I try to determine the speed of muons. In an book I have there's an exercise regarding muons.

Given that they half of them decay in $2.2 * 10^{-6}$ s, how fast do they have to travel if half of them is to reach earth, ocean floor?

I tried to calculate the speed but I get to a point where I have two unknowns and one equation...

$t' = \gamma t$

How do I get further..? Assuming a speed close to c to get a t', or?

 

[bapowell]

One of the times is the life-time of the muon in the muon's rest frame: 2.2 * 10^-6

 

[liquidFuzz]

Perspicacious, thanks a million!

Any ideas of how to treat the velocity and time?

 

[jimbobian]

Well t' is the time from the muon's frame and you can use your equation to calculate the decay rate as observed by someone on Earth if you know the speed of the muon.
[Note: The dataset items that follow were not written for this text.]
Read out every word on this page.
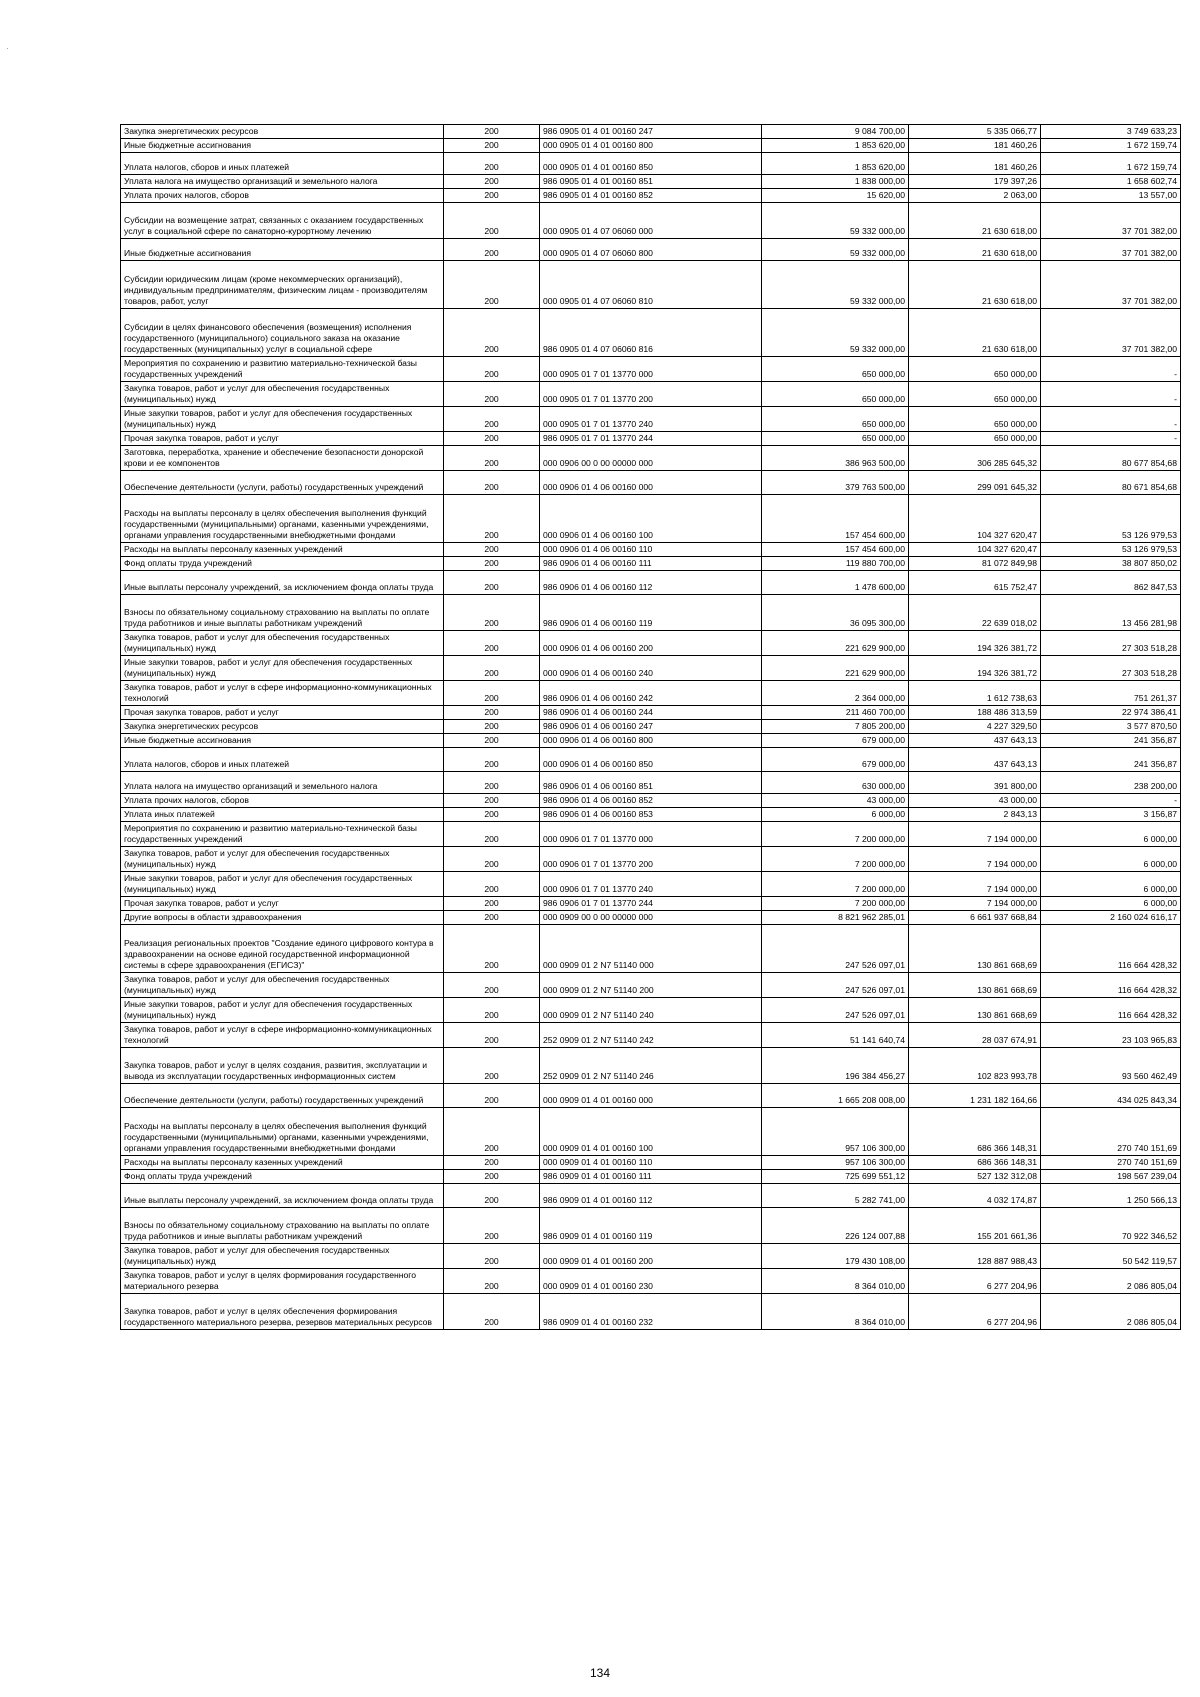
·
Закупка энергетических ресурсов	200	986 0905 01 4 01 00160 247	9 084 700,00	5 335 066,77	3 749 633,23
Иные бюджетные ассигнования	200	000 0905 01 4 01 00160 800	1 853 620,00	181 460,26	1 672 159,74
Уплата налогов, сборов и иных платежей	200	000 0905 01 4 01 00160 850	1 853 620,00	181 460,26	1 672 159,74
Уплата налога на имущество организаций и земельного налога	200	986 0905 01 4 01 00160 851	1 838 000,00	179 397,26	1 658 602,74
Уплата прочих налогов, сборов	200	986 0905 01 4 01 00160 852	15 620,00	2 063,00	13 557,00
Субсидии на возмещение затрат, связанных с оказанием государственных услуг в социальной сфере по санаторно-курортному лечению	200	000 0905 01 4 07 06060 000	59 332 000,00	21 630 618,00	37 701 382,00
Иные бюджетные ассигнования	200	000 0905 01 4 07 06060 800	59 332 000,00	21 630 618,00	37 701 382,00
Субсидии юридическим лицам (кроме некоммерческих организаций), индивидуальным предпринимателям, физическим лицам - производителям товаров, работ, услуг	200	000 0905 01 4 07 06060 810	59 332 000,00	21 630 618,00	37 701 382,00
Субсидии в целях финансового обеспечения (возмещения) исполнения государственного (муниципального) социального заказа на оказание государственных (муниципальных) услуг в социальной сфере	200	986 0905 01 4 07 06060 816	59 332 000,00	21 630 618,00	37 701 382,00
Мероприятия по сохранению и развитию материально-технической базы государственных учреждений	200	000 0905 01 7 01 13770 000	650 000,00	650 000,00	-
Закупка товаров, работ и услуг для обеспечения государственных (муниципальных) нужд	200	000 0905 01 7 01 13770 200	650 000,00	650 000,00	-
Иные закупки товаров, работ и услуг для обеспечения государственных (муниципальных) нужд	200	000 0905 01 7 01 13770 240	650 000,00	650 000,00	-
Прочая закупка товаров, работ и услуг	200	986 0905 01 7 01 13770 244	650 000,00	650 000,00	-
Заготовка, переработка, хранение и обеспечение безопасности донорской крови и ее компонентов	200	000 0906 00 0 00 00000 000	386 963 500,00	306 285 645,32	80 677 854,68
Обеспечение деятельности (услуги, работы) государственных учреждений	200	000 0906 01 4 06 00160 000	379 763 500,00	299 091 645,32	80 671 854,68
Расходы на выплаты персоналу в целях обеспечения выполнения функций государственными (муниципальными) органами, казенными учреждениями, органами управления государственными внебюджетными фондами	200	000 0906 01 4 06 00160 100	157 454 600,00	104 327 620,47	53 126 979,53
Расходы на выплаты персоналу казенных учреждений	200	000 0906 01 4 06 00160 110	157 454 600,00	104 327 620,47	53 126 979,53
Фонд оплаты труда учреждений	200	986 0906 01 4 06 00160 111	119 880 700,00	81 072 849,98	38 807 850,02
Иные выплаты персоналу учреждений, за исключением фонда оплаты труда	200	986 0906 01 4 06 00160 112	1 478 600,00	615 752,47	862 847,53
Взносы по обязательному социальному страхованию на выплаты по оплате труда работников и иные выплаты работникам учреждений	200	986 0906 01 4 06 00160 119	36 095 300,00	22 639 018,02	13 456 281,98
Закупка товаров, работ и услуг для обеспечения государственных (муниципальных) нужд	200	000 0906 01 4 06 00160 200	221 629 900,00	194 326 381,72	27 303 518,28
Иные закупки товаров, работ и услуг для обеспечения государственных (муниципальных) нужд	200	000 0906 01 4 06 00160 240	221 629 900,00	194 326 381,72	27 303 518,28
Закупка товаров, работ и услуг в сфере информационно-коммуникационных технологий	200	986 0906 01 4 06 00160 242	2 364 000,00	1 612 738,63	751 261,37
Прочая закупка товаров, работ и услуг	200	986 0906 01 4 06 00160 244	211 460 700,00	188 486 313,59	22 974 386,41
Закупка энергетических ресурсов	200	986 0906 01 4 06 00160 247	7 805 200,00	4 227 329,50	3 577 870,50
Иные бюджетные ассигнования	200	000 0906 01 4 06 00160 800	679 000,00	437 643,13	241 356,87
Уплата налогов, сборов и иных платежей	200	000 0906 01 4 06 00160 850	679 000,00	437 643,13	241 356,87
Уплата налога на имущество организаций и земельного налога	200	986 0906 01 4 06 00160 851	630 000,00	391 800,00	238 200,00
Уплата прочих налогов, сборов	200	986 0906 01 4 06 00160 852	43 000,00	43 000,00	-
Уплата иных платежей	200	986 0906 01 4 06 00160 853	6 000,00	2 843,13	3 156,87
Мероприятия по сохранению и развитию материально-технической базы государственных учреждений	200	000 0906 01 7 01 13770 000	7 200 000,00	7 194 000,00	6 000,00
Закупка товаров, работ и услуг для обеспечения государственных (муниципальных) нужд	200	000 0906 01 7 01 13770 200	7 200 000,00	7 194 000,00	6 000,00
Иные закупки товаров, работ и услуг для обеспечения государственных (муниципальных) нужд	200	000 0906 01 7 01 13770 240	7 200 000,00	7 194 000,00	6 000,00
Прочая закупка товаров, работ и услуг	200	986 0906 01 7 01 13770 244	7 200 000,00	7 194 000,00	6 000,00
Другие вопросы в области здравоохранения	200	000 0909 00 0 00 00000 000	8 821 962 285,01	6 661 937 668,84	2 160 024 616,17
Реализация региональных проектов "Создание единого цифрового контура в здравоохранении на основе единой государственной информационной системы в сфере здравоохранения (ЕГИСЗ)"	200	000 0909 01 2 N7 51140 000	247 526 097,01	130 861 668,69	116 664 428,32
Закупка товаров, работ и услуг для обеспечения государственных (муниципальных) нужд	200	000 0909 01 2 N7 51140 200	247 526 097,01	130 861 668,69	116 664 428,32
Иные закупки товаров, работ и услуг для обеспечения государственных (муниципальных) нужд	200	000 0909 01 2 N7 51140 240	247 526 097,01	130 861 668,69	116 664 428,32
Закупка товаров, работ и услуг в сфере информационно-коммуникационных технологий	200	252 0909 01 2 N7 51140 242	51 141 640,74	28 037 674,91	23 103 965,83
Закупка товаров, работ и услуг в целях создания, развития, эксплуатации и вывода из эксплуатации государственных информационных систем	200	252 0909 01 2 N7 51140 246	196 384 456,27	102 823 993,78	93 560 462,49
Обеспечение деятельности (услуги, работы) государственных учреждений	200	000 0909 01 4 01 00160 000	1 665 208 008,00	1 231 182 164,66	434 025 843,34
Расходы на выплаты персоналу в целях обеспечения выполнения функций государственными (муниципальными) органами, казенными учреждениями, органами управления государственными внебюджетными фондами	200	000 0909 01 4 01 00160 100	957 106 300,00	686 366 148,31	270 740 151,69
Расходы на выплаты персоналу казенных учреждений	200	000 0909 01 4 01 00160 110	957 106 300,00	686 366 148,31	270 740 151,69
Фонд оплаты труда учреждений	200	986 0909 01 4 01 00160 111	725 699 551,12	527 132 312,08	198 567 239,04
Иные выплаты персоналу учреждений, за исключением фонда оплаты труда	200	986 0909 01 4 01 00160 112	5 282 741,00	4 032 174,87	1 250 566,13
Взносы по обязательному социальному страхованию на выплаты по оплате труда работников и иные выплаты работникам учреждений	200	986 0909 01 4 01 00160 119	226 124 007,88	155 201 661,36	70 922 346,52
Закупка товаров, работ и услуг для обеспечения государственных (муниципальных) нужд	200	000 0909 01 4 01 00160 200	179 430 108,00	128 887 988,43	50 542 119,57
Закупка товаров, работ и услуг в целях формирования государственного материального резерва	200	000 0909 01 4 01 00160 230	8 364 010,00	6 277 204,96	2 086 805,04
Закупка товаров, работ и услуг в целях обеспечения формирования государственного материального резерва, резервов материальных ресурсов	200	986 0909 01 4 01 00160 232	8 364 010,00	6 277 204,96	2 086 805,04
134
You know the opposite, from the information you have you can calculate the required decay rate and use the equation to get the necessary velocity of the muon to achieve that.

 

[jimbobian]

Just to let you know, I have worked out the speed based on the information you gave and a few other rough pieces of information. The results is actually surprisingly close to the measured speed that I found in an MIT paper, so if you are still stuck then I can keep pointing you in the right direction.

 

[bapowell]

t is the proper time, and gives the muon's decay rate in the muon's rest frame. This is 2.2 * 10^-6 sec. t' is the dilated muon lifetime as measured by someone here on earth. It will be larger than t. Take v = x/t', where x is the distance that the muon must travel.

 

[liquidFuzz]

Thanks for the input. Thinking about it I'm pretty sure we did this calculation back in school, maybe I can find some old scribbling in one of my note books.

(I'm going on a weeks holiday to morrow, so I'm not sure I'll be able to tinker or post here. I'll update you asap though.)

 

[yuiop]

First you need to know the distance the muon travels (the height of the atmosphere as measured in the Earth rest frame). Call this x.

The speed of the muon in the Earth frame (relative to the speed of light) is then v/c = x/t'.

Using a bit of algebra:

$$\frac{v}{c} = \frac{x}{t'} = \frac{x}{\gamma t} = \frac{x \sqrt{1-v^2/c^2}}{t}$$

$$\frac{v^2}{c^2} = \frac{x^2 (1-v^2/c^2)}{t^2}$$

Solve for v/c:

$$\frac{v}{c} = \pm \frac{x}{\sqrt{x^2 + t^2}}$$

You already know t (the lifetime of the muon in the muon's rest frame) and you can easily find x from a Google search, so there are now no unknowns on the right and only one unknown on the left.